Zekasına binde bir rastlanan dahi pideciden çıktı!

İstanbul'da, okula gitmek istemeyen ve okuma yazma konusunda akranlarından geride kalan 9 yaşındaki Melike Erbaş zekasıyla şaşırttı.

Yaşam 13.09.2014, 18:04 12.11.2014, 18:27 Mehmet Berke
Zekasına binde bir rastlanan dahi pideciden çıktı!

 İstanbul'da Erbaş çiftinin tek çocuğu olan Melike Erbaş sancılı geçen okul hayatını zeka seviyesiyle ters orantıya dönüştürdü. Henüz 9 yaşında olan ve zeka seviyesiyle gelecek yıllarda bilim dünyasında büyük umutlar vaat eden Melike, okul hayatının dönüm noktasını babasının işlettiği pide salonunda yaşadı. Okula başladıktan sonra ikinci sınıfa kadar hem derslerinde hem de sınıf ortamında istenilen başarı ve uyumu yakalayamayan Melike, okuma yazma konusunda da yaşıtlarından geride kaldı. Sancılı süreç, yıllardır pidecilik yaparak geçimini sağlayan baba Fevzi Erbaş’ın durumu bir müşterisiyle paylaşmasıyla son buldu. Salonun daim müşterileri arasında yer alan Üstün Zekalılar Derneği Başkanı Tunahan Coşkun, baba Erbaş’ın anlattığı karanlık tabloya ışık tuttu ve küçük kızın aslında bir hazine olduğu ortaya çıktı.


KEŞİFE GÖTÜREN DİYALOG

9 yaşındaki Melike Erbaş ve Üstün Zekalılar Derneği Başkanı Tunahan Coşkun küçük kız ile ilk karşılaştıklarında aralarında geçen diyalog şöyle:

Tunahan Coşkun: Kaç yaşındasın?
Melike Erbaş: Neden merak ettiğini merak ettim.
Tunahan Coşkun: Sence, ‘kalem-çilek-elma ve muz’ sıralamasında hangisi farklıdır?
Melike Erbaş: Tabii çilek.
Tunahan Coşkun: Neden?
Melike Erbaş: Çünkü elma ve muz ağaçta yetişir. Kalem de ağaçtan yapılır. Çilek ağaçta değil yerde yetişir.

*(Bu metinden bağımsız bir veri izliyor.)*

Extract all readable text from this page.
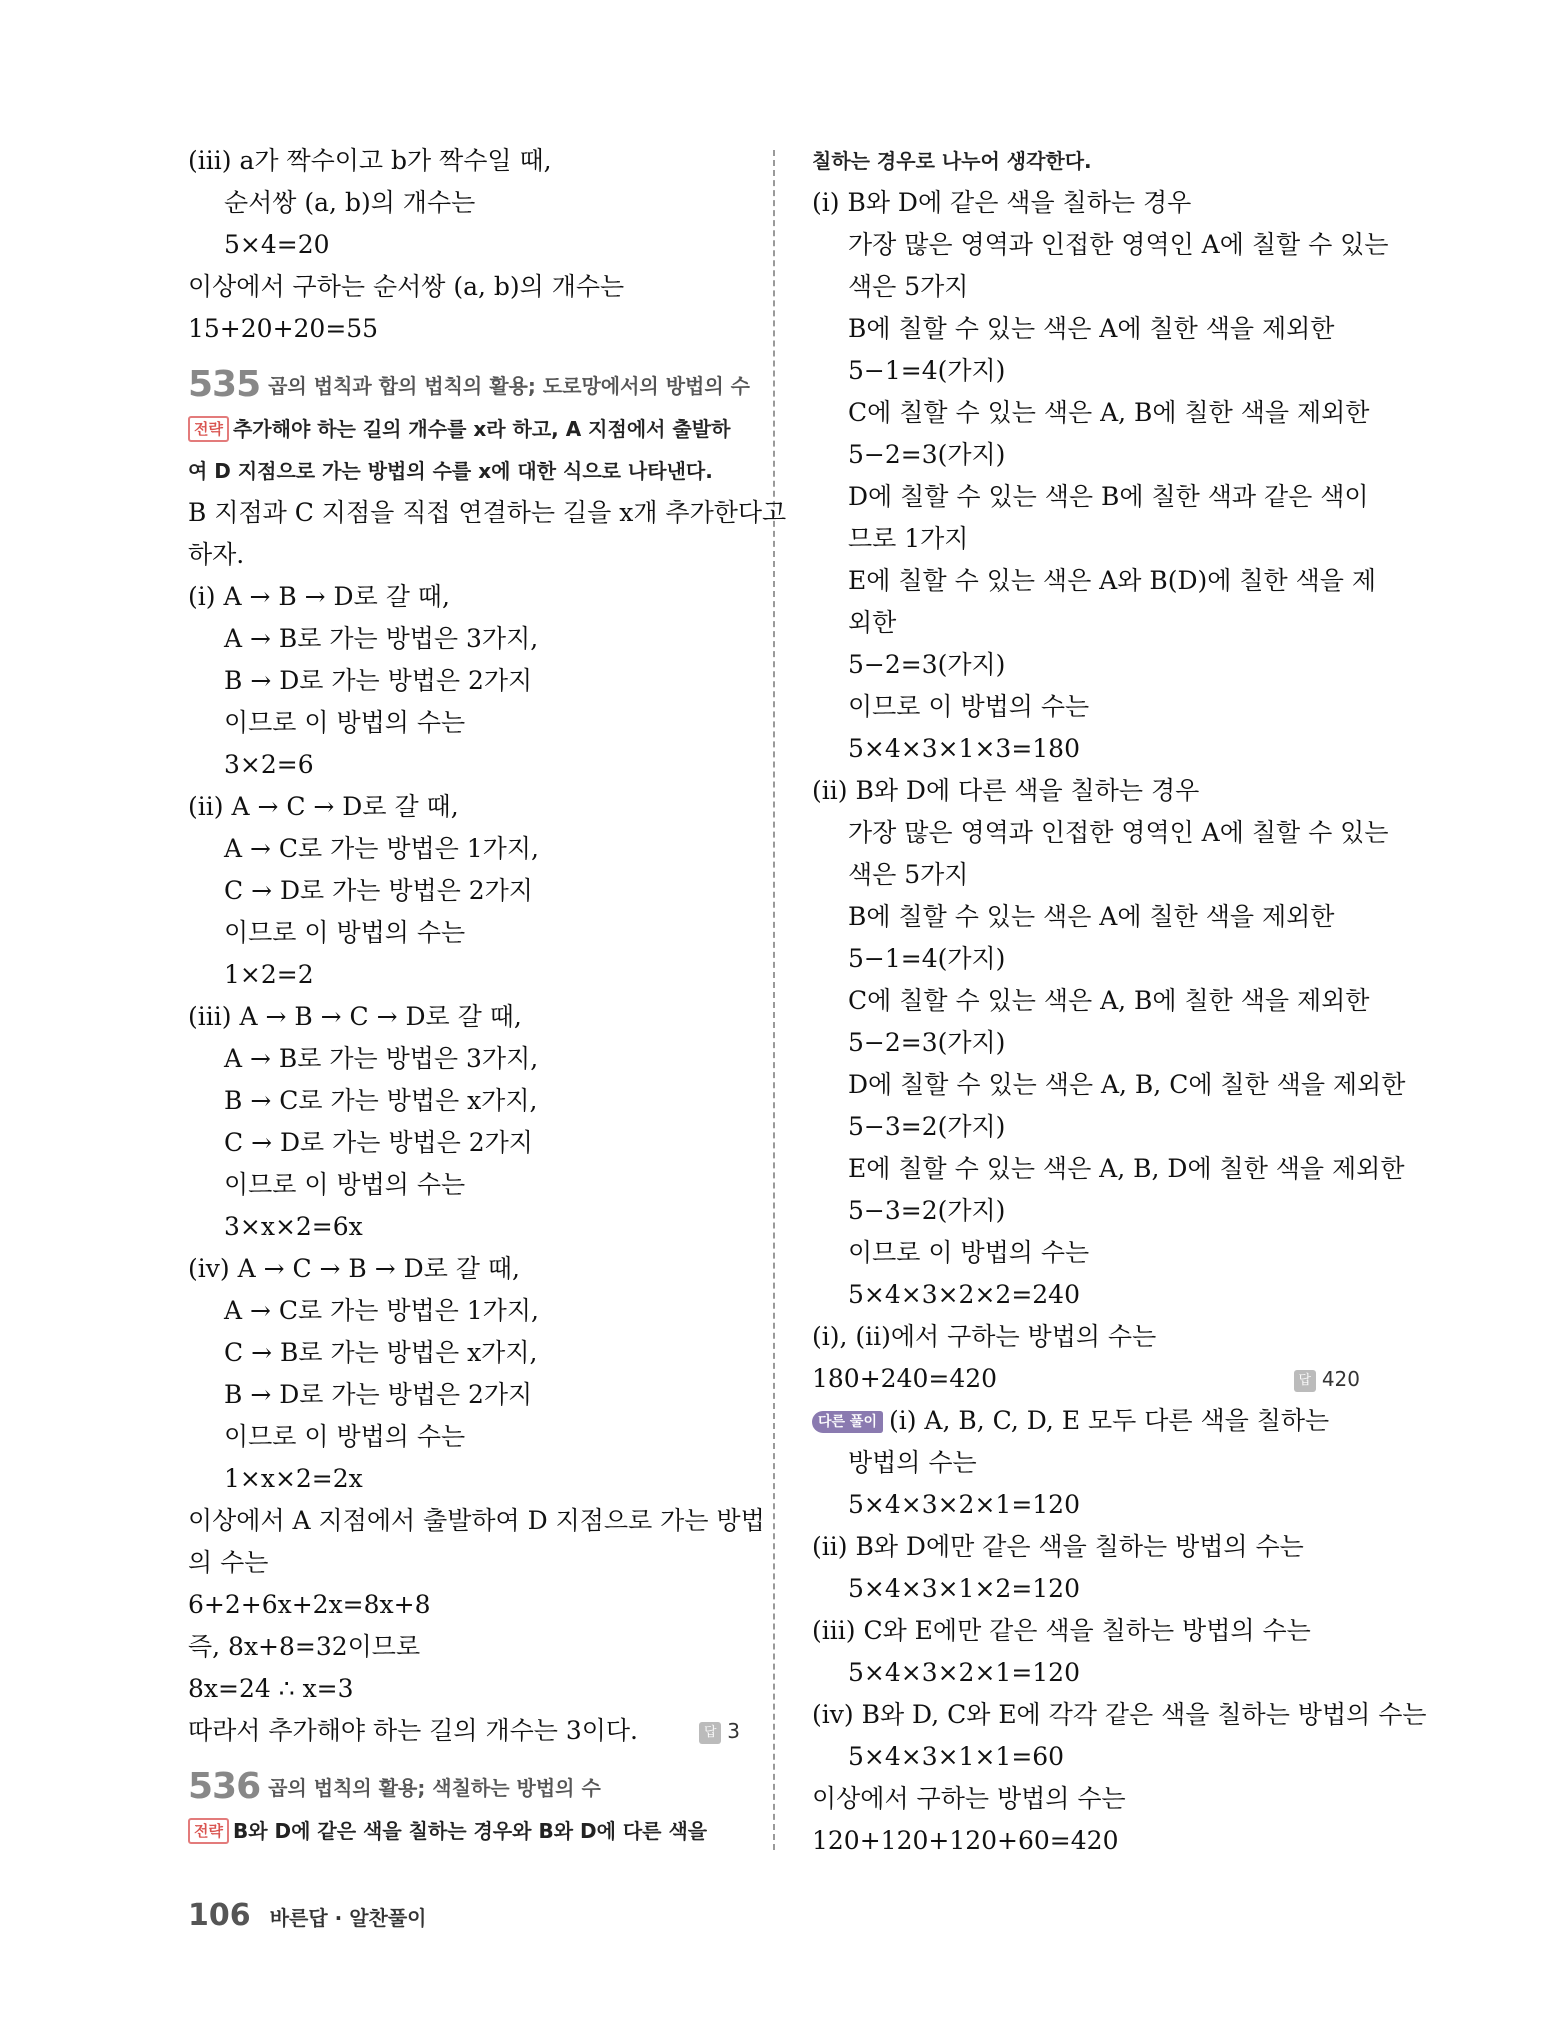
(iii) a가 짝수이고 b가 짝수일 때,
순서쌍 (a, b)의 개수는
5×4=20
이상에서 구하는 순서쌍 (a, b)의 개수는
15+20+20=55
535 곱의 법칙과 합의 법칙의 활용; 도로망에서의 방법의 수
전략 추가해야 하는 길의 개수를 x라 하고, A 지점에서 출발하
여 D 지점으로 가는 방법의 수를 x에 대한 식으로 나타낸다.
B 지점과 C 지점을 직접 연결하는 길을 x개 추가한다고
하자.
(i) A → B → D로 갈 때,
A → B로 가는 방법은 3가지,
B → D로 가는 방법은 2가지
이므로 이 방법의 수는
3×2=6
(ii) A → C → D로 갈 때,
A → C로 가는 방법은 1가지,
C → D로 가는 방법은 2가지
이므로 이 방법의 수는
1×2=2
(iii) A → B → C → D로 갈 때,
A → B로 가는 방법은 3가지,
B → C로 가는 방법은 x가지,
C → D로 가는 방법은 2가지
이므로 이 방법의 수는
3×x×2=6x
(iv) A → C → B → D로 갈 때,
A → C로 가는 방법은 1가지,
C → B로 가는 방법은 x가지,
B → D로 가는 방법은 2가지
이므로 이 방법의 수는
1×x×2=2x
이상에서 A 지점에서 출발하여 D 지점으로 가는 방법
의 수는
6+2+6x+2x=8x+8
즉, 8x+8=32이므로
8x=24 ∴ x=3
따라서 추가해야 하는 길의 개수는 3이다.	답 3
536 곱의 법칙의 활용; 색칠하는 방법의 수
전략 B와 D에 같은 색을 칠하는 경우와 B와 D에 다른 색을
칠하는 경우로 나누어 생각한다.
(i) B와 D에 같은 색을 칠하는 경우
가장 많은 영역과 인접한 영역인 A에 칠할 수 있는
색은 5가지
B에 칠할 수 있는 색은 A에 칠한 색을 제외한
5−1=4(가지)
C에 칠할 수 있는 색은 A, B에 칠한 색을 제외한
5−2=3(가지)
D에 칠할 수 있는 색은 B에 칠한 색과 같은 색이
므로 1가지
E에 칠할 수 있는 색은 A와 B(D)에 칠한 색을 제
외한
5−2=3(가지)
이므로 이 방법의 수는
5×4×3×1×3=180
(ii) B와 D에 다른 색을 칠하는 경우
가장 많은 영역과 인접한 영역인 A에 칠할 수 있는
색은 5가지
B에 칠할 수 있는 색은 A에 칠한 색을 제외한
5−1=4(가지)
C에 칠할 수 있는 색은 A, B에 칠한 색을 제외한
5−2=3(가지)
D에 칠할 수 있는 색은 A, B, C에 칠한 색을 제외한
5−3=2(가지)
E에 칠할 수 있는 색은 A, B, D에 칠한 색을 제외한
5−3=2(가지)
이므로 이 방법의 수는
5×4×3×2×2=240
(i), (ii)에서 구하는 방법의 수는
180+240=420	답 420
다른 풀이 (i) A, B, C, D, E 모두 다른 색을 칠하는
방법의 수는
5×4×3×2×1=120
(ii) B와 D에만 같은 색을 칠하는 방법의 수는
5×4×3×1×2=120
(iii) C와 E에만 같은 색을 칠하는 방법의 수는
5×4×3×2×1=120
(iv) B와 D, C와 E에 각각 같은 색을 칠하는 방법의 수는
5×4×3×1×1=60
이상에서 구하는 방법의 수는
120+120+120+60=420
106 바른답 · 알찬풀이
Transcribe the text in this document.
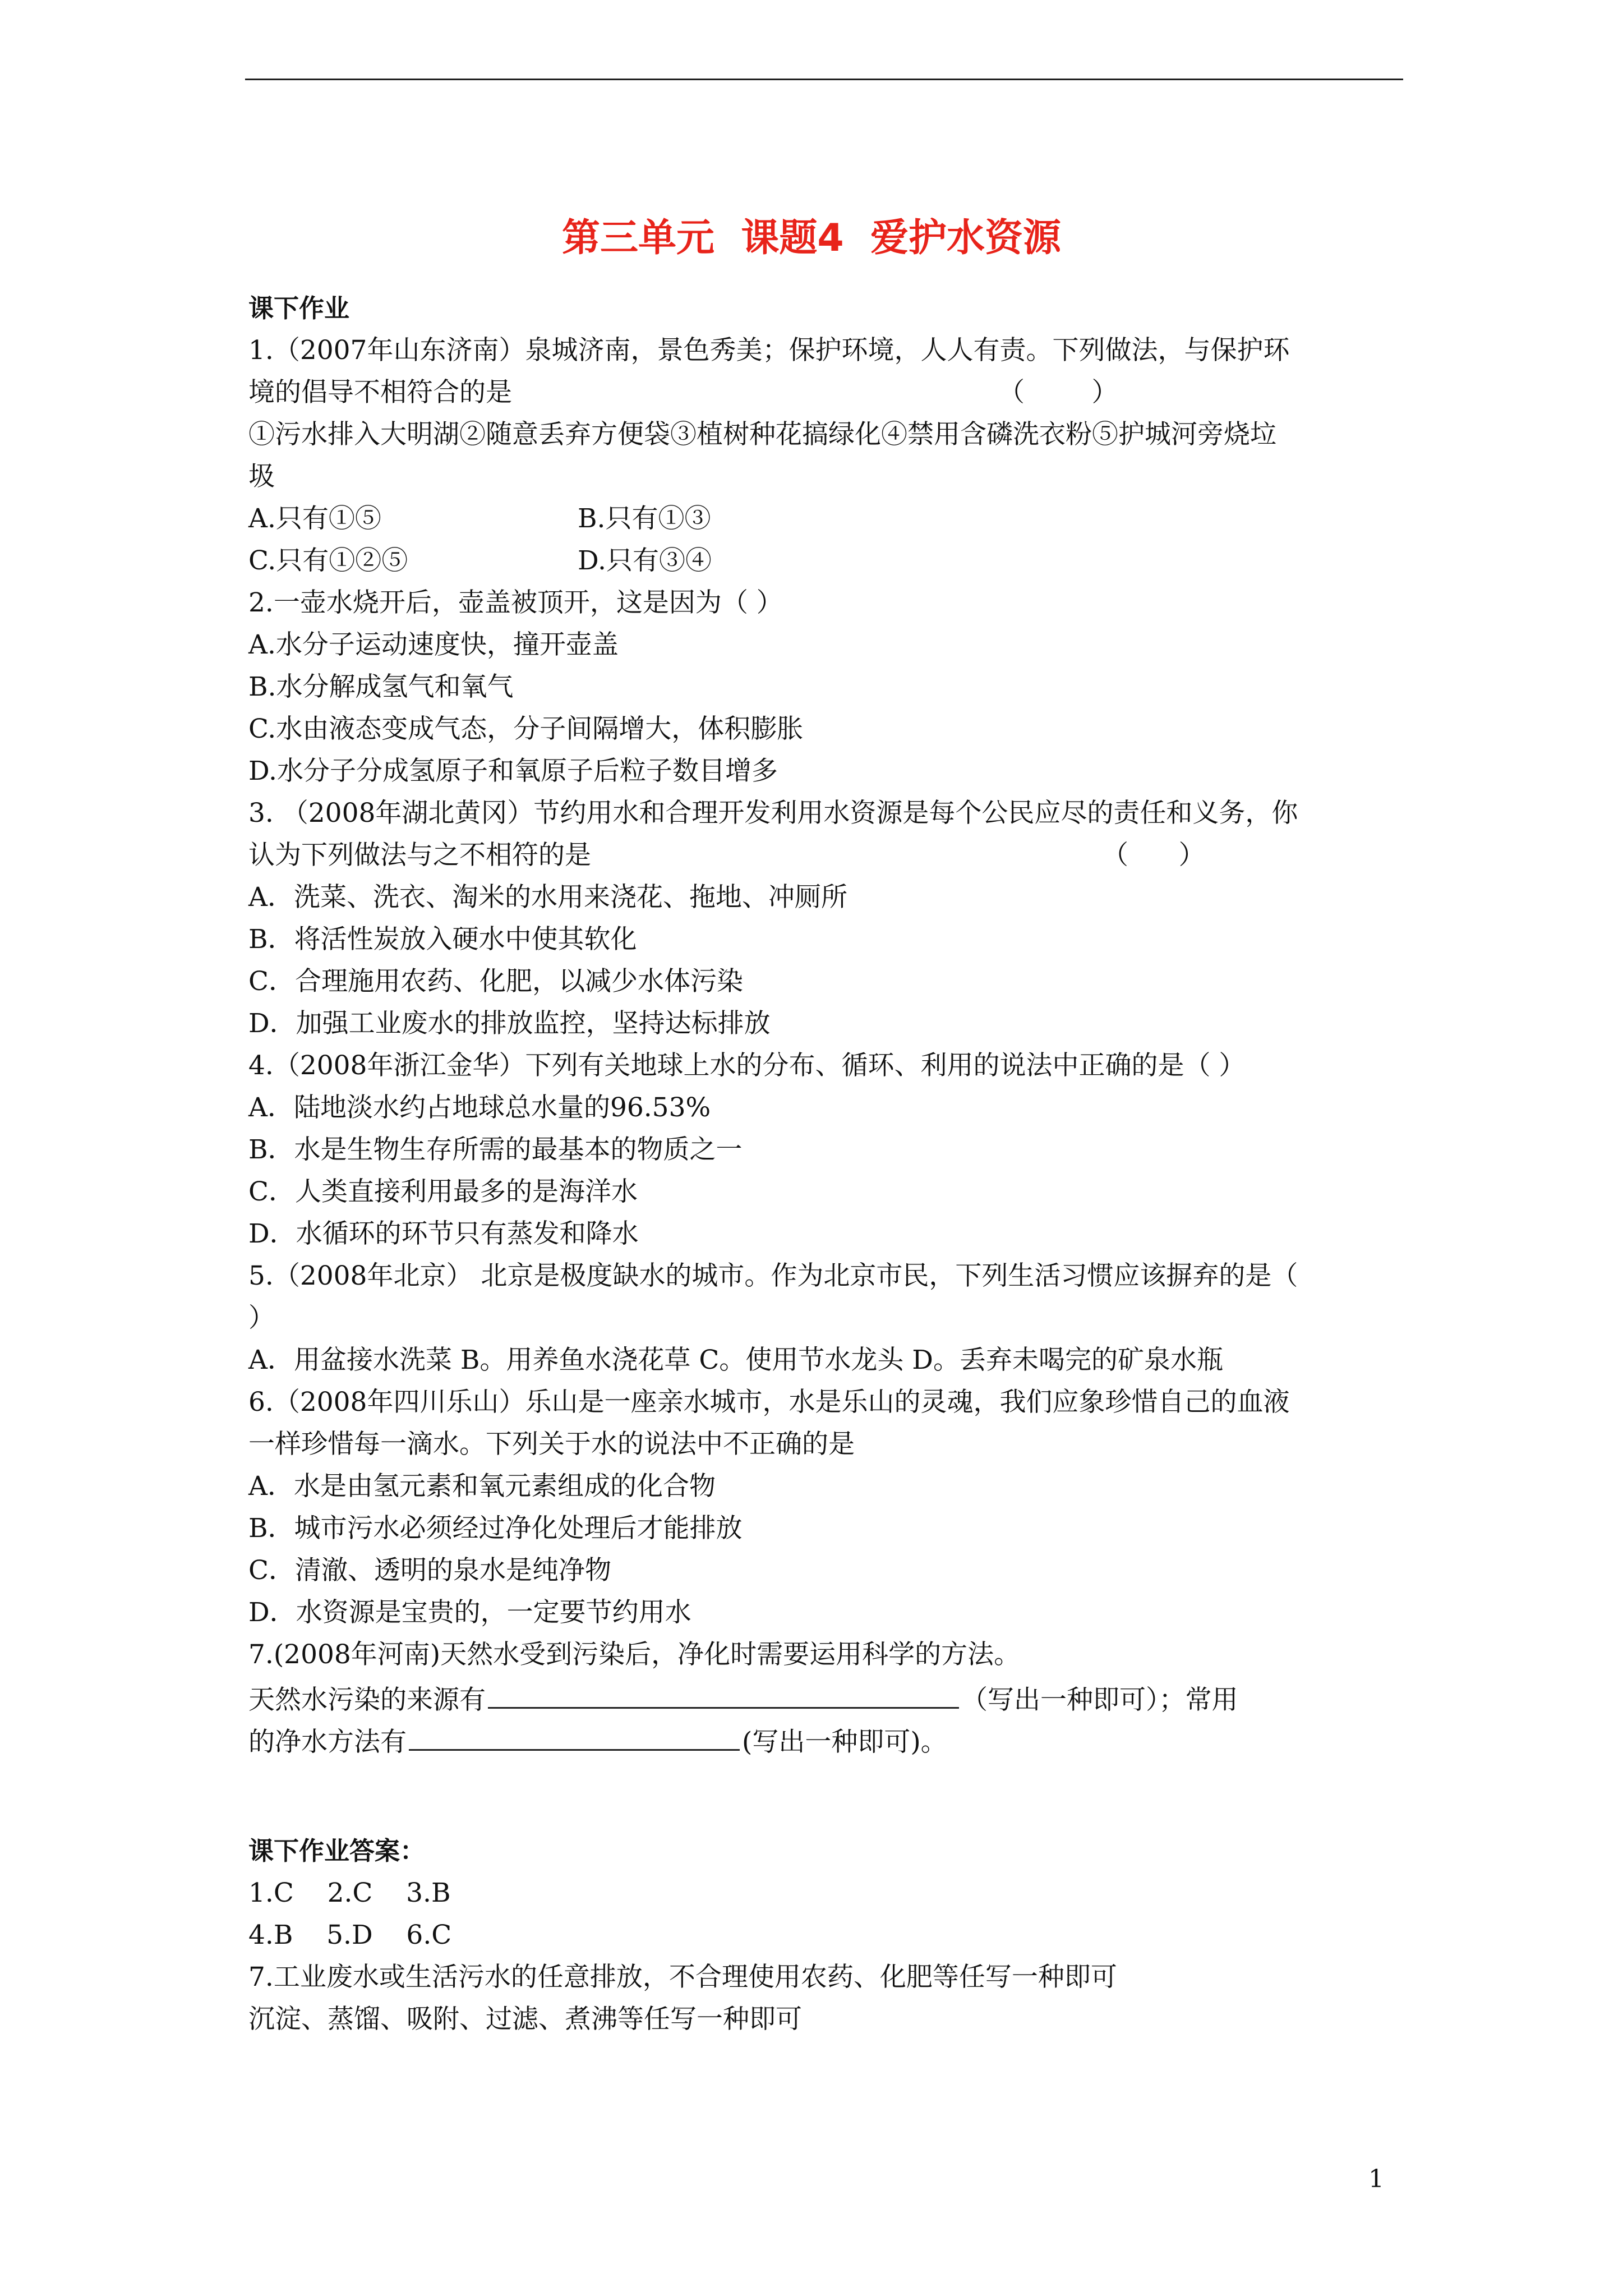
第三单元  课题4  爱护水资源
课下作业
1.（2007年山东济南）泉城济南，景色秀美；保护环境，人人有责。下列做法，与保护环
境的倡导不相符合的是	（        ）
①污水排入大明湖②随意丢弃方便袋③植树种花搞绿化④禁用含磷洗衣粉⑤护城河旁烧垃
圾
A.只有①⑤	B.只有①③
C.只有①②⑤	D.只有③④
2.一壶水烧开后，壶盖被顶开，这是因为（ ）
A.水分子运动速度快，撞开壶盖
B.水分解成氢气和氧气
C.水由液态变成气态，分子间隔增大，体积膨胀
D.水分子分成氢原子和氧原子后粒子数目增多
3. （2008年湖北黄冈）节约用水和合理开发利用水资源是每个公民应尽的责任和义务，你
认为下列做法与之不相符的是	（      ）
A．洗菜、洗衣、淘米的水用来浇花、拖地、冲厕所
B．将活性炭放入硬水中使其软化
C．合理施用农药、化肥，以减少水体污染
D．加强工业废水的排放监控，坚持达标排放
4.（2008年浙江金华）下列有关地球上水的分布、循环、利用的说法中正确的是（ ）
A．陆地淡水约占地球总水量的96.53%
B．水是生物生存所需的最基本的物质之一
C．人类直接利用最多的是海洋水
D．水循环的环节只有蒸发和降水
5.（2008年北京） 北京是极度缺水的城市。作为北京市民，下列生活习惯应该摒弃的是（
）
A．用盆接水洗菜 B。用养鱼水浇花草 C。使用节水龙头 D。丢弃未喝完的矿泉水瓶
6.（2008年四川乐山）乐山是一座亲水城市，水是乐山的灵魂，我们应象珍惜自己的血液
一样珍惜每一滴水。下列关于水的说法中不正确的是
A．水是由氢元素和氧元素组成的化合物
B．城市污水必须经过净化处理后才能排放
C．清澈、透明的泉水是纯净物
D．水资源是宝贵的，一定要节约用水
7.(2008年河南)天然水受到污染后，净化时需要运用科学的方法。
天然水污染的来源有	（写出一种即可）；常用
的净水方法有	(写出一种即可)。
课下作业答案：
1.C    2.C    3.B
4.B    5.D    6.C
7.工业废水或生活污水的任意排放，不合理使用农药、化肥等任写一种即可
沉淀、蒸馏、吸附、过滤、煮沸等任写一种即可
1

"HAZİNE OLDUĞU ORTAYA ÇIKTI"

İstanbul'da Erbaş çiftinin tek çocuğu olan Melike Erbaş sancılı geçen okul hayatını zeka seviyesiyle ters orantıya dönüştürdü. Henüz 9 yaşında olan ve zeka seviyesiyle gelecek yıllarda bilim dünyasında büyük umutlar vaat eden Melike, okul hayatının dönüm noktasını babasının işlettiği pide salonunda yaşadı. Okula başladıktan sonra ikinci sınıfa kadar hem derslerinde hem de sınıf ortamında istenilen başarı ve uyumu yakalayamayan Melike, okuma yazma konusunda da yaşıtlarından geride kaldı. Sancılı süreç, yıllardır pidecilik yaparak geçimini sağlayan baba Fevzi Erbaş'ın durumu bir müşterisiyle paylaşmasıyla son buldu. Salonun daim müşterileri arasında yer alan Üstün Zekalılar Derneği Başkanı Tunahan Coşkun, baba Erbaş'ın anlattığı karanlık tabloya ışık tuttu ve küçük kızın aslında bir hazine olduğu ortaya çıktı.

"OKUL SÜRECİ EZİYETTİ"

Kızının iki yıllık okul hayatının bir karın ağrısı sürecinden ibaret olduğunu anlatan baba Fevzi Erbaş, şunları söyledi: "İlkokul birinci sınıfı bitirdiğimizde okumakta çok zorlanıyorduk. Öğretmenin yaz tatilinde verdiği hikaye kitaplarını okuyamıyorduk. Eziyet halindeydi. Esas derdimiz buydu. İkinci sınıfa başlayacağımız zaman yine okula gitme konusunda sıkıntı yaşadık. Ben pideciyim. Dernek başkanımız Tunahan bey de sık sık gelir yemek yerdi. Bir gün sohbet sırasında kızımın durumunu anlattım ve bana işyerindeki durumunu sordu ben de sıkıntı olmadığını söyledim. Daha sonra bizi derneğe davet etti. Yapılan zeka testi değerlendirmesi sonrasında görevli bayan gülümseyerek bizi yanına davet edip tebrik etti. Ama biz hala şokeyiz. Bize 'kızınız çok iyi. Üstün zekalı' denildi. Üzülerek geldiğimiz yerden şaşırarak sevinerek çıktık."

"BİNDE 1-2 DÜZEYDE DAHİ"

Küçük ama dahi büyüklükte olan Melike'nin keşfediliş sürecini aktaran Üstün Zekalılar Derneği Başkanı Tunahan Coşkun da, sözlerini şöyle sürdürdü: "Zaman zaman yemek üzere gittiğim pidecide Fevzi Bey'le konuştuk. Kızının okul hayatında yaşadığı sıkıntıları benimle paylaştı ve bazı sorular yönelttim kendisine. Verdiği cevapla üstün zekalı ve dahi çocukların bulgularının belirtilerine işaret ediyordu. Uzman psikologlar tarafından yapılan zeka testleri sonucu binde 1 -2 'dahi' düzeyinde görülen bir bulgu ile karşı karşıya kaldık"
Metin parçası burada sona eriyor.